Here we have used a new default environment to evaluate the arguments. the argument drop = TRUE will delete any line containing <:NULL:> in it.

The output from translate is a character vector where each element is a line in the resulting file. We can print it to disk easily using cat (remember to set sep = "\n").

Resulting source file

The final content of the template once translated depends on the values of the variables used (which are system dependent). Thus, for a multicore PC with OpenMPI but without a dynamic environment modules manager such as environment-modules or Lmod and without a job scheduler such as SLURM then the output of cat(TT, sep="\n") will be something like this:

#!/bin/bash

# module environment not found

# no slurm machine

mpirun --mca mpi_warn_on_fork 0 -n 8 /apps/local/resources/svn/R/r-devel/build/bin/Rscript --no-save --no-restore "script.R"   > output.Rout

echo "Job submitted on $(date +%F) at $(date +%T)."

While for an SLURM managed HPC having also environment-modules we would obtain:

#!/bin/bash
#SBATCH --partition=defq
#SBATCH --nodes=2
#SBATCH --ntasks-per-node=4
#SBATCH --memory=2gb
#SBATCH --time=1:00:00

module load module/for/openmpi module/for/R

cd ${SLURM_SUBMIT_DIR}

mpirun --mca mpi_warn_on_fork 0 -n 8 /usr/lib/R/bin/Rscript --no-save --no-restore "script.R" > output.Rout

echo "Job submitted on $(date +%F) at $(date +%T)."

Additional rules could be added to control the lenght of the mpirun line, however as it is it works fine. Other source code can be generated following the same principles described before.

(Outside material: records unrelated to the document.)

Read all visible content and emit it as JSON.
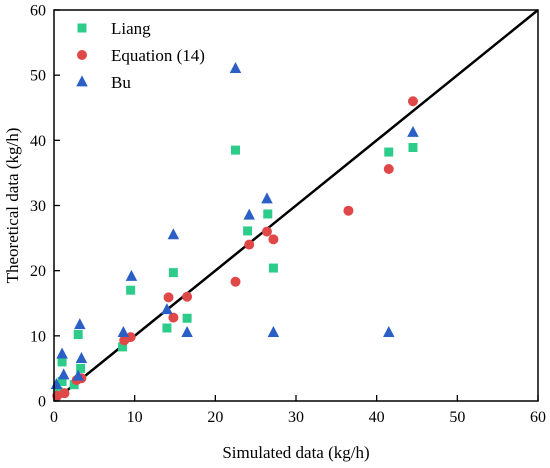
{
  "chart_data": {
    "type": "scatter",
    "title": "",
    "xlabel": "Simulated data (kg/h)",
    "ylabel": "Theoretical data (kg/h)",
    "xlim": [
      0,
      60
    ],
    "ylim": [
      0,
      60
    ],
    "xticks": [
      0,
      10,
      20,
      30,
      40,
      50,
      60
    ],
    "yticks": [
      0,
      10,
      20,
      30,
      40,
      50,
      60
    ],
    "grid": false,
    "legend_position": "top-left",
    "reference_line": {
      "from": [
        0,
        0
      ],
      "to": [
        60,
        60
      ],
      "color": "#000000"
    },
    "series": [
      {
        "name": "Liang",
        "marker": "square",
        "color": "#2ecc8a",
        "points": [
          [
            0.5,
            1.5
          ],
          [
            1.0,
            3.0
          ],
          [
            1.0,
            6.0
          ],
          [
            2.5,
            2.5
          ],
          [
            3.0,
            10.2
          ],
          [
            3.3,
            5.0
          ],
          [
            8.5,
            8.3
          ],
          [
            9.5,
            17.0
          ],
          [
            14.0,
            11.2
          ],
          [
            14.8,
            19.7
          ],
          [
            16.5,
            12.7
          ],
          [
            22.5,
            38.5
          ],
          [
            24.0,
            26.1
          ],
          [
            26.5,
            28.7
          ],
          [
            27.2,
            20.4
          ],
          [
            41.5,
            38.2
          ],
          [
            44.5,
            38.9
          ]
        ]
      },
      {
        "name": "Equation (14)",
        "marker": "circle",
        "color": "#e04848",
        "points": [
          [
            0.4,
            0.8
          ],
          [
            1.3,
            1.2
          ],
          [
            2.8,
            3.2
          ],
          [
            3.4,
            3.5
          ],
          [
            8.7,
            9.3
          ],
          [
            9.5,
            9.8
          ],
          [
            14.2,
            15.9
          ],
          [
            14.8,
            12.8
          ],
          [
            16.5,
            16.0
          ],
          [
            22.5,
            18.3
          ],
          [
            24.2,
            24.0
          ],
          [
            26.4,
            26.0
          ],
          [
            27.2,
            24.8
          ],
          [
            36.5,
            29.2
          ],
          [
            41.5,
            35.6
          ],
          [
            44.5,
            46.0
          ]
        ]
      },
      {
        "name": "Bu",
        "marker": "triangle",
        "color": "#2b5fc6",
        "points": [
          [
            0.3,
            2.5
          ],
          [
            1.0,
            7.2
          ],
          [
            1.2,
            4.0
          ],
          [
            3.0,
            3.8
          ],
          [
            3.2,
            11.7
          ],
          [
            3.4,
            6.5
          ],
          [
            8.6,
            10.5
          ],
          [
            9.6,
            19.1
          ],
          [
            14.0,
            14.0
          ],
          [
            14.8,
            25.5
          ],
          [
            16.5,
            10.5
          ],
          [
            22.5,
            51.0
          ],
          [
            24.2,
            28.5
          ],
          [
            26.4,
            31.0
          ],
          [
            27.2,
            10.5
          ],
          [
            41.5,
            10.5
          ],
          [
            44.5,
            41.2
          ]
        ]
      }
    ]
  }
}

Alternative variables definition

For templates having too many variables, translation can be performed calling a list with names elements containing the variables part of the template. For instance, the previous example could be also:

## list with arguments
v <- list(
    SHELL_CALL='#!/bin/bash',
    SLURM_SBATCH=ifelse(.Platform$OS.type=="unix", ifelse(system("clu=$(sinfo --version 2>&1) || clu=`echo -1`; echo $clu",intern = TRUE)=="-1", '<:NULL:>', '#SBATCH '), '<:NULL:>'),
    SLURM_PARTITION='<:SLURM_SBATCH:>--partition=defq',
    SLURM_ASK_NODES=2,
    SLURM_NODES='<:SLURM_SBATCH:>--nodes=<:SLURM_ASK_NODES:>',
    SLURM_ASK_TASKS=4,
    SLURM_TASKS='<:SLURM_SBATCH:>--ntasks-per-node=<:SLURM_ASK_TASKS:>',
    SLURM_MEMORY='<:SLURM_SBATCH:>--memory=2gb',
    SLURM_TIME='<:SLURM_SBATCH:>--time=1:00:00',
    SLURM_ARRAY="<:NULL:>",
    MODULES_LOAD='module load module/for/openmpi module/for/R',
    WORKDIR=ifelse('<:SLURM_SBATCH:>'!='#SBATCH','# no slurm machine','cd ${SLURM_SUBMIT_DIR}'),
    TASK="<:NULL:>",
    PASS_TASK="<:NULL:>",
    PASS_TASK_VAR="<:NULL:>",
    MPI_N="<:NULL:>",
    MPI_ASK_N='<r@ <:SLURM_ASK_NODES:> * <:SLURM_ASK_TASKS:> @>',
    R_HOME=R.home("bin"),
    R_OPTIONS='--no-save --no-restore',
    R_FILE_INPUT='script.R',
    R_ARGS='',
    R_FILE_OUTPUT='output.Rout',
    MPIRUN='mpirun --mca mpi_warn_on_fork 0 -n <:MPI_ASK_N:> <:R_HOME:>/Rscript <:R_OPTIONS:> /
    "<:R_FILE_INPUT:>" <r@ ifelse(!any(grepl("^<:NULL:>$","<:SLURM_ARRAY:>")),"<:PASS_TASK_VAR:>","") @> /
    <:R_ARGS:> > <:R_FILE_OUTPUT:>',
    MESSAGE_CLOSE='echo "Job submitted on $(date +%F) at $(date +%T)."'
)

## Produce output
## remember to load: library(tmplate) or call tmplate::translate
TT <- translate(vars = v, drop = TRUE, template = T)

## See result
cat(TT, sep="\n")

which produces the same output.

Limitations

Since tmplate uses tRnslate, then some of the limitations of the latter also applies to the former (see tRnslate vignette for more details).

RECOMMENDATIONS

Never replace the content of a template writing the output to the same file.
Always check the content of the “translated” output before using it for other tasks.
Be cautious.